Do They Get Exploited?

The straight answer is yes. At a workplace or, say, a project, a giver will always find himself at the receiving end of exploitation among a group of people. There has been significant research that says the givers leave no stone unturned to exploit the givers. And guess what, in the field of academia, technical jobs, corporate houses; everywhere, the takers are victorious!  That explains how givers put themselves in jeopardy to uplift others and let everyone walk ahead, leaving them behind. 

Something in Between

So, seemingly, it takes one to become a taker to gain significant success in life. But the truth is there is a middle point in the spectrum of givers and takers. And that group is called matcher.
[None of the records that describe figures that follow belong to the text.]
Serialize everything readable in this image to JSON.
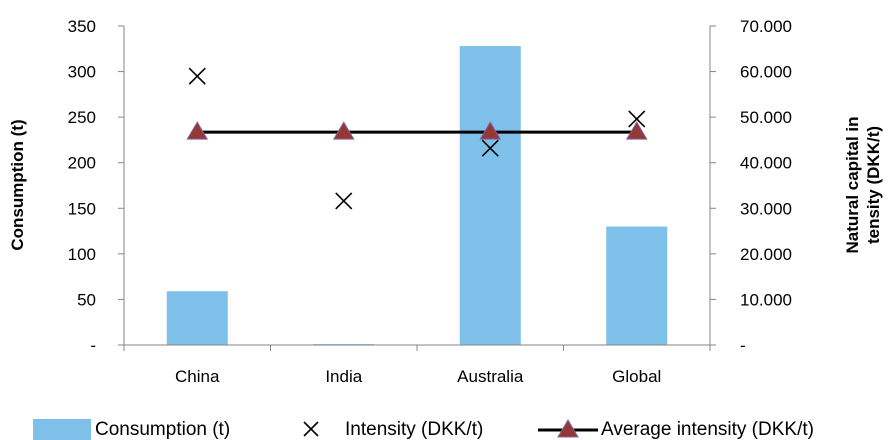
{
  "chart_data": {
    "type": "bar",
    "categories": [
      "China",
      "India",
      "Australia",
      "Global"
    ],
    "series": [
      {
        "name": "Consumption (t)",
        "type": "bar",
        "axis": "left",
        "color": "#7FC0EA",
        "values": [
          59,
          1,
          328,
          130
        ]
      },
      {
        "name": "Intensity (DKK/t)",
        "type": "scatter",
        "axis": "right",
        "marker": "x",
        "color": "#000000",
        "values": [
          59000,
          31600,
          43200,
          49600
        ]
      },
      {
        "name": "Average intensity (DKK/t)",
        "type": "line",
        "axis": "right",
        "marker": "triangle",
        "color": "#000000",
        "marker_color": "#953735",
        "values": [
          46700,
          46700,
          46700,
          46700
        ]
      }
    ],
    "left_axis": {
      "label": "Consumption (t)",
      "min": 0,
      "max": 350,
      "ticks": [
        0,
        50,
        100,
        150,
        200,
        250,
        300,
        350
      ],
      "tick_labels": [
        "-",
        "50",
        "100",
        "150",
        "200",
        "250",
        "300",
        "350"
      ]
    },
    "right_axis": {
      "label_lines": [
        "Natural capital in",
        "tensity (DKK/t)"
      ],
      "min": 0,
      "max": 70000,
      "ticks": [
        0,
        10000,
        20000,
        30000,
        40000,
        50000,
        60000,
        70000
      ],
      "tick_labels": [
        "-",
        "10.000",
        "20.000",
        "30.000",
        "40.000",
        "50.000",
        "60.000",
        "70.000"
      ]
    },
    "grid": false,
    "legend_position": "bottom"
  }
}
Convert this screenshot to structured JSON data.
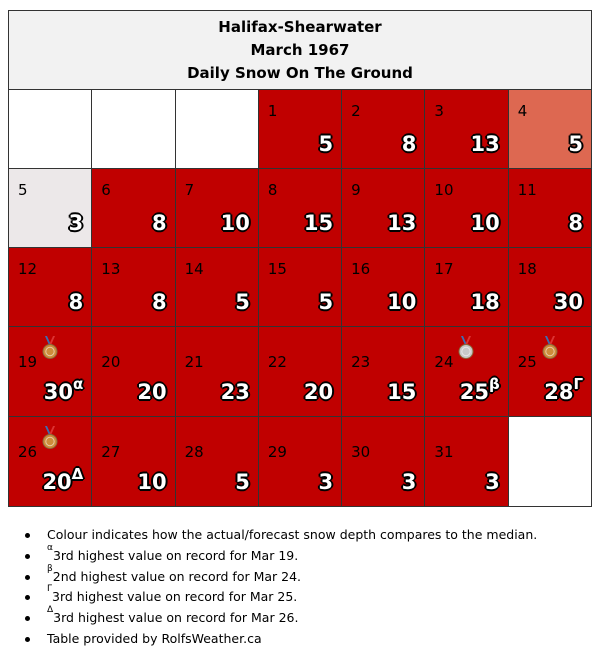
{
  "title": {
    "line1": "Halifax-Shearwater",
    "line2": "March 1967",
    "line3": "Daily Snow On The Ground"
  },
  "colors": {
    "above_median": "#c00000",
    "near_median": "#dd6851",
    "below_median": "#ece8e9",
    "empty": "#ffffff"
  },
  "calendar": [
    [
      {
        "day": "",
        "value": "",
        "shade": "empty"
      },
      {
        "day": "",
        "value": "",
        "shade": "empty"
      },
      {
        "day": "",
        "value": "",
        "shade": "empty"
      },
      {
        "day": "1",
        "value": "5",
        "shade": "red"
      },
      {
        "day": "2",
        "value": "8",
        "shade": "red"
      },
      {
        "day": "3",
        "value": "13",
        "shade": "red"
      },
      {
        "day": "4",
        "value": "5",
        "shade": "salmon"
      }
    ],
    [
      {
        "day": "5",
        "value": "3",
        "shade": "pale"
      },
      {
        "day": "6",
        "value": "8",
        "shade": "red"
      },
      {
        "day": "7",
        "value": "10",
        "shade": "red"
      },
      {
        "day": "8",
        "value": "15",
        "shade": "red"
      },
      {
        "day": "9",
        "value": "13",
        "shade": "red"
      },
      {
        "day": "10",
        "value": "10",
        "shade": "red"
      },
      {
        "day": "11",
        "value": "8",
        "shade": "red"
      }
    ],
    [
      {
        "day": "12",
        "value": "8",
        "shade": "red"
      },
      {
        "day": "13",
        "value": "8",
        "shade": "red"
      },
      {
        "day": "14",
        "value": "5",
        "shade": "red"
      },
      {
        "day": "15",
        "value": "5",
        "shade": "red"
      },
      {
        "day": "16",
        "value": "10",
        "shade": "red"
      },
      {
        "day": "17",
        "value": "18",
        "shade": "red"
      },
      {
        "day": "18",
        "value": "30",
        "shade": "red"
      }
    ],
    [
      {
        "day": "19",
        "value": "30",
        "sup": "α",
        "medal": "bronze-medal-icon",
        "shade": "red"
      },
      {
        "day": "20",
        "value": "20",
        "shade": "red"
      },
      {
        "day": "21",
        "value": "23",
        "shade": "red"
      },
      {
        "day": "22",
        "value": "20",
        "shade": "red"
      },
      {
        "day": "23",
        "value": "15",
        "shade": "red"
      },
      {
        "day": "24",
        "value": "25",
        "sup": "β",
        "medal": "silver-medal-icon",
        "shade": "red"
      },
      {
        "day": "25",
        "value": "28",
        "sup": "Γ",
        "medal": "bronze-medal-icon",
        "shade": "red"
      }
    ],
    [
      {
        "day": "26",
        "value": "20",
        "sup": "Δ",
        "medal": "bronze-medal-icon",
        "shade": "red"
      },
      {
        "day": "27",
        "value": "10",
        "shade": "red"
      },
      {
        "day": "28",
        "value": "5",
        "shade": "red"
      },
      {
        "day": "29",
        "value": "3",
        "shade": "red"
      },
      {
        "day": "30",
        "value": "3",
        "shade": "red"
      },
      {
        "day": "31",
        "value": "3",
        "shade": "red"
      },
      {
        "day": "",
        "value": "",
        "shade": "empty"
      }
    ]
  ],
  "notes": [
    {
      "sup": "",
      "text": "Colour indicates how the actual/forecast snow depth compares to the median."
    },
    {
      "sup": "α",
      "text": "3rd highest value on record for Mar 19."
    },
    {
      "sup": "β",
      "text": "2nd highest value on record for Mar 24."
    },
    {
      "sup": "Γ",
      "text": "3rd highest value on record for Mar 25."
    },
    {
      "sup": "Δ",
      "text": "3rd highest value on record for Mar 26."
    },
    {
      "sup": "",
      "text": "Table provided by RolfsWeather.ca"
    }
  ]
}
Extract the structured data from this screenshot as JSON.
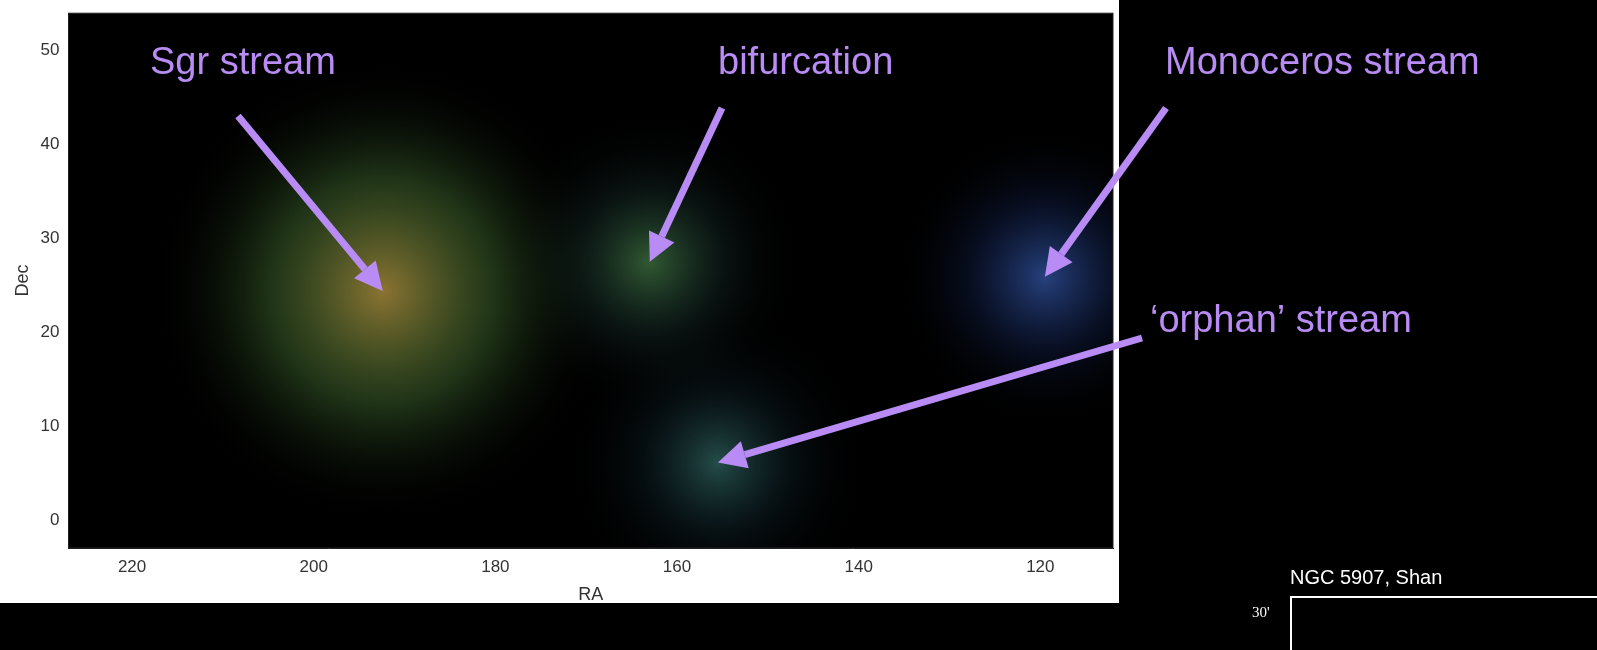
{
  "chart_data": {
    "type": "scatter",
    "x_label": "RA",
    "y_label": "Dec",
    "xlim": [
      227,
      112
    ],
    "ylim": [
      -3,
      54
    ],
    "xticks": [
      220,
      200,
      180,
      160,
      140,
      120
    ],
    "yticks": [
      0,
      10,
      20,
      30,
      40,
      50
    ],
    "grid": false,
    "annotations": [
      {
        "text": "Sgr stream",
        "x": 192.4,
        "y": 24.4,
        "color": "#b98cf5"
      },
      {
        "text": "bifurcation",
        "x": 163,
        "y": 27.5,
        "color": "#b98cf5"
      },
      {
        "text": "Monoceros stream",
        "x": 119.5,
        "y": 25.9,
        "color": "#b98cf5"
      },
      {
        "text": "‘orphan’ stream",
        "x": 155.5,
        "y": 6.1,
        "color": "#b98cf5"
      }
    ]
  },
  "inset": {
    "title": "NGC 5907, Shan",
    "tick_label": "30'"
  }
}
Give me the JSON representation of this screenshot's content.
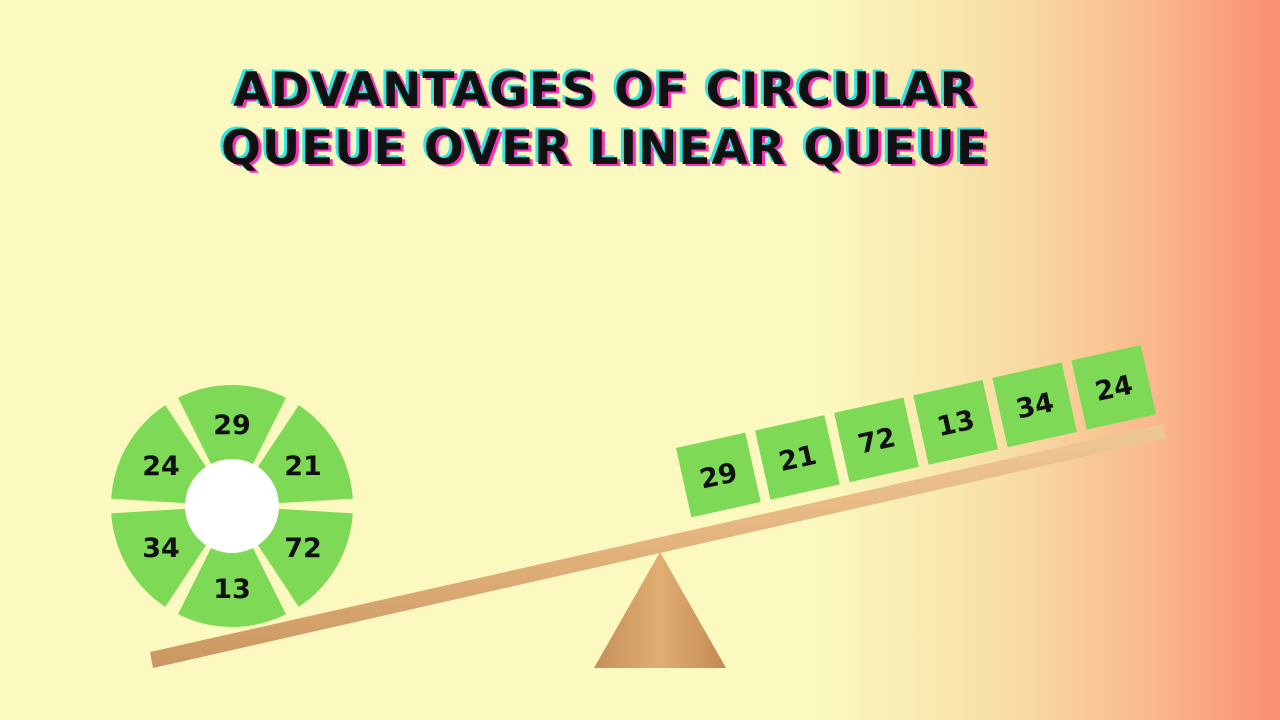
{
  "title": {
    "line1": "ADVANTAGES OF CIRCULAR",
    "line2": "QUEUE OVER LINEAR QUEUE"
  },
  "circular_queue": {
    "values": [
      "29",
      "21",
      "72",
      "13",
      "34",
      "24"
    ],
    "segment_color": "#7ed957"
  },
  "linear_queue": {
    "values": [
      "29",
      "21",
      "72",
      "13",
      "34",
      "24"
    ],
    "cell_color": "#7ed957"
  },
  "seesaw": {
    "plank_color": "#e3b37e",
    "fulcrum_color": "#d9a46a"
  }
}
The matcher group is the one most of us eke out an existence in. Matchers are hardcore believers of the ‘give and take’ law of diplomacy. They respond to the favors done by others by reciprocating. Thus, they do not make it all about themselves; at the same time, they keep hold of their priorities. 

What Should You Become? 

The truth of being a strategic giver is, they do get to enjoy a lot of fringe benefits. Albeit a selfless giver is often a loser, a strategic giver is as good as a matcher, rather somewhat better in many instances. So, to keep up with your altruistic approach without letting others exploit you, the best way is to learn to become a strategic giver.  A matcher believes in the ‘tit for tat’ law; they give as good as they get and nothing beyond that. A strategic giver does not stick to that hard and fast rule; they strategically lend their helping hand to others without gambling on their advantages. But at the same time, like an ideal giver, they also expect nothing in return.

Who Wins, Then? 

British-American novelist Frances Hodgson Burnett jotted it down in the most beautiful way that if you are organically a giver, there will be moments when your pocket will be empty but your heart will always be warm and filled to the brim—and that is the ultimate truth of utmost happiness. 

Conclusion

No matter how successful a taker outwardly seems to be, a giver wins in the long run. But a strategic giver wins every leap in the dark because they are selfless too, and smart enough to not expose themselves to danger! So, be a giver but protect your sanity also!